In the meantime, Custer's 5th Michigan Cavalry used snipers to suppress Confederate rifle fire while several daring dismounted troopers crossed the damaged railroad bridge, hopping from railroad tie to tie while menaced by persistent enemy artillery fire. Followed by the 6th Michigan, they succeeded in the early afternoon in clearing the north bank of the Chickahominy and gaining a foothold on the Confederate side of the river. Custer's men pinned down the remaining threatening enemy units and captured two artillery pieces, while pioneers energetically planked the bridge to provide safe passage for large numbers of men and horses. By mid-afternoon, Merritt's entire division had crossed and engaged the hastily built Confederate works on Richmond Heights, driving the defenders back to Gaines's Mill. By 4 p.m., the rest of Sheridan's cavalry had crossed the river.
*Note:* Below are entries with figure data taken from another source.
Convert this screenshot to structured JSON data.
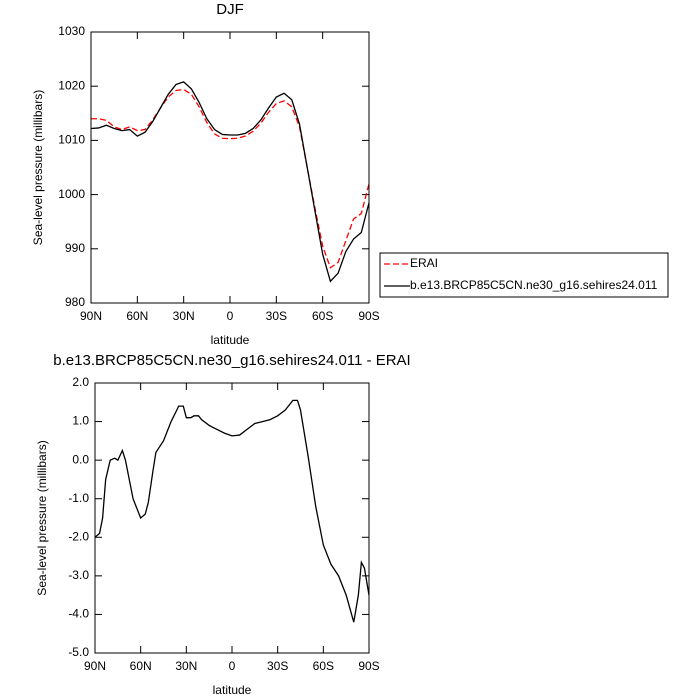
{
  "chart_data": [
    {
      "type": "line",
      "title": "DJF",
      "xlabel": "latitude",
      "ylabel": "Sea-level pressure (millibars)",
      "x": [
        90,
        85,
        80,
        75,
        70,
        65,
        60,
        55,
        50,
        45,
        40,
        35,
        30,
        25,
        20,
        15,
        10,
        5,
        0,
        -5,
        -10,
        -15,
        -20,
        -25,
        -30,
        -35,
        -40,
        -45,
        -50,
        -55,
        -60,
        -65,
        -70,
        -75,
        -80,
        -85,
        -90
      ],
      "series": [
        {
          "name": "ERAI",
          "color": "#ff0000",
          "line_style": "dashed",
          "values": [
            1014,
            1014,
            1013.7,
            1012.5,
            1012,
            1012.5,
            1011.8,
            1012,
            1013.8,
            1016,
            1018,
            1019.2,
            1019.4,
            1018.5,
            1016.2,
            1013.3,
            1011.2,
            1010.4,
            1010.3,
            1010.4,
            1010.8,
            1011.7,
            1013.2,
            1015.2,
            1016.8,
            1017.3,
            1016.2,
            1012.5,
            1005,
            997.5,
            990.5,
            986.5,
            987.5,
            991.5,
            995.5,
            996.5,
            1002
          ]
        },
        {
          "name": "b.e13.BRCP85C5CN.ne30_g16.sehires24.011",
          "color": "#000000",
          "line_style": "solid",
          "values": [
            1012.2,
            1012.3,
            1012.8,
            1012.2,
            1011.8,
            1012,
            1010.8,
            1011.5,
            1013.5,
            1016,
            1018.5,
            1020.3,
            1020.8,
            1019.5,
            1017,
            1014,
            1012,
            1011.1,
            1011,
            1011,
            1011.3,
            1012.2,
            1013.8,
            1016,
            1018,
            1018.7,
            1017.5,
            1013,
            1005,
            997,
            989,
            984,
            985.5,
            989.5,
            991.8,
            993,
            998.5
          ]
        }
      ],
      "xlim": [
        90,
        -90
      ],
      "xticks": [
        {
          "value": 90,
          "label": "90N"
        },
        {
          "value": 60,
          "label": "60N"
        },
        {
          "value": 30,
          "label": "30N"
        },
        0,
        {
          "value": -30,
          "label": "30S"
        },
        {
          "value": -60,
          "label": "60S"
        },
        {
          "value": -90,
          "label": "90S"
        }
      ],
      "ylim": [
        980,
        1030
      ],
      "yticks": [
        980,
        990,
        1000,
        1010,
        1020,
        1030
      ],
      "legend": "right"
    },
    {
      "type": "line",
      "title": "b.e13.BRCP85C5CN.ne30_g16.sehires24.011 - ERAI",
      "xlabel": "latitude",
      "ylabel": "Sea-level pressure (millibars)",
      "x": [
        90,
        87,
        85,
        83,
        80,
        77,
        75,
        72,
        70,
        67,
        65,
        62,
        60,
        57,
        55,
        52,
        50,
        45,
        40,
        35,
        32,
        30,
        27,
        25,
        22,
        20,
        15,
        10,
        5,
        0,
        -5,
        -10,
        -15,
        -20,
        -25,
        -30,
        -35,
        -40,
        -43,
        -45,
        -50,
        -55,
        -60,
        -65,
        -70,
        -75,
        -80,
        -83,
        -85,
        -87,
        -90
      ],
      "values": [
        -2.0,
        -1.9,
        -1.5,
        -0.5,
        0.0,
        0.05,
        0.0,
        0.25,
        0.0,
        -0.6,
        -1.0,
        -1.3,
        -1.5,
        -1.4,
        -1.1,
        -0.3,
        0.2,
        0.5,
        1.0,
        1.4,
        1.4,
        1.1,
        1.1,
        1.15,
        1.15,
        1.05,
        0.9,
        0.8,
        0.7,
        0.63,
        0.65,
        0.8,
        0.95,
        1.0,
        1.05,
        1.15,
        1.3,
        1.55,
        1.55,
        1.3,
        0.1,
        -1.2,
        -2.2,
        -2.7,
        -3.0,
        -3.5,
        -4.2,
        -3.5,
        -2.65,
        -2.8,
        -3.5
      ],
      "color": "#000000",
      "xlim": [
        90,
        -90
      ],
      "xticks": [
        {
          "value": 90,
          "label": "90N"
        },
        {
          "value": 60,
          "label": "60N"
        },
        {
          "value": 30,
          "label": "30N"
        },
        0,
        {
          "value": -30,
          "label": "30S"
        },
        {
          "value": -60,
          "label": "60S"
        },
        {
          "value": -90,
          "label": "90S"
        }
      ],
      "ylim": [
        -5,
        2
      ],
      "yticks": [
        {
          "value": -5,
          "label": "-5.0"
        },
        {
          "value": -4,
          "label": "-4.0"
        },
        {
          "value": -3,
          "label": "-3.0"
        },
        {
          "value": -2,
          "label": "-2.0"
        },
        {
          "value": -1,
          "label": "-1.0"
        },
        {
          "value": 0,
          "label": "0.0"
        },
        {
          "value": 1,
          "label": "1.0"
        },
        {
          "value": 2,
          "label": "2.0"
        }
      ]
    }
  ]
}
Sheridan destroyed the Virginia Central Bridge in his wake to prevent further pursuit. For the balance of the day, Sheridan's men collected their wounded, buried their dead, grazed their horses in the pastures, and eagerly read Richmond newspapers, which two enterprising small boys had brought across the lines and sold to the Union soldiers.

==Aftermath==
After his men had rested, Sheridan brushed aside the remaining Confederate resistance in the area and marched his column to Mechanicsville, out of harm's way. They bivouacked that night at Gaines's Mill, which was burned the following morning by some of the stragglers; Sheridan ordered a bucket brigade to douse the flames. Upon reaching Bottom's Bridge over the Chickahominy, they found it had also been damaged and rested there for the night while it was repaired. By this time, Sheridan's men were suffering from hunger and it was becoming urgent that they reach Union lines. On May 14, he led his men to Haxall's Landing on the James River, ending his raid.

Sheridan reported 170 casualties for the Meadow Bridges, Mechanicsville, Strawberry Hill, Brook Church (or Richmond Fortifications), engagements, May 12, 1864. Confederate losses are not recorded.

Sheridan's raid was an overall tactical success, having killed Jeb Stuart at Yellow Tavern and beaten Fitzhugh Lee at Meadow Bridge, all with relatively minimal casualties—about 625 men for the entire raid, compared to 800 Confederate. From a strategic standpoint, however, the raid deprived General Grant of the cavalry resources that would have been helpful during the Battle of Spotsylvania Court House and his subsequent advance to the North Anna River, and there are lingering questions about whether Sheridan should have attempted to assault the city of Richmond. In the latter case, Sheridan believed it would not have been worth the risk in casualties and he recognized that the chances of holding the city for more than a brief time would be minimal; any advantages would primarily result from damage to Confederate morale.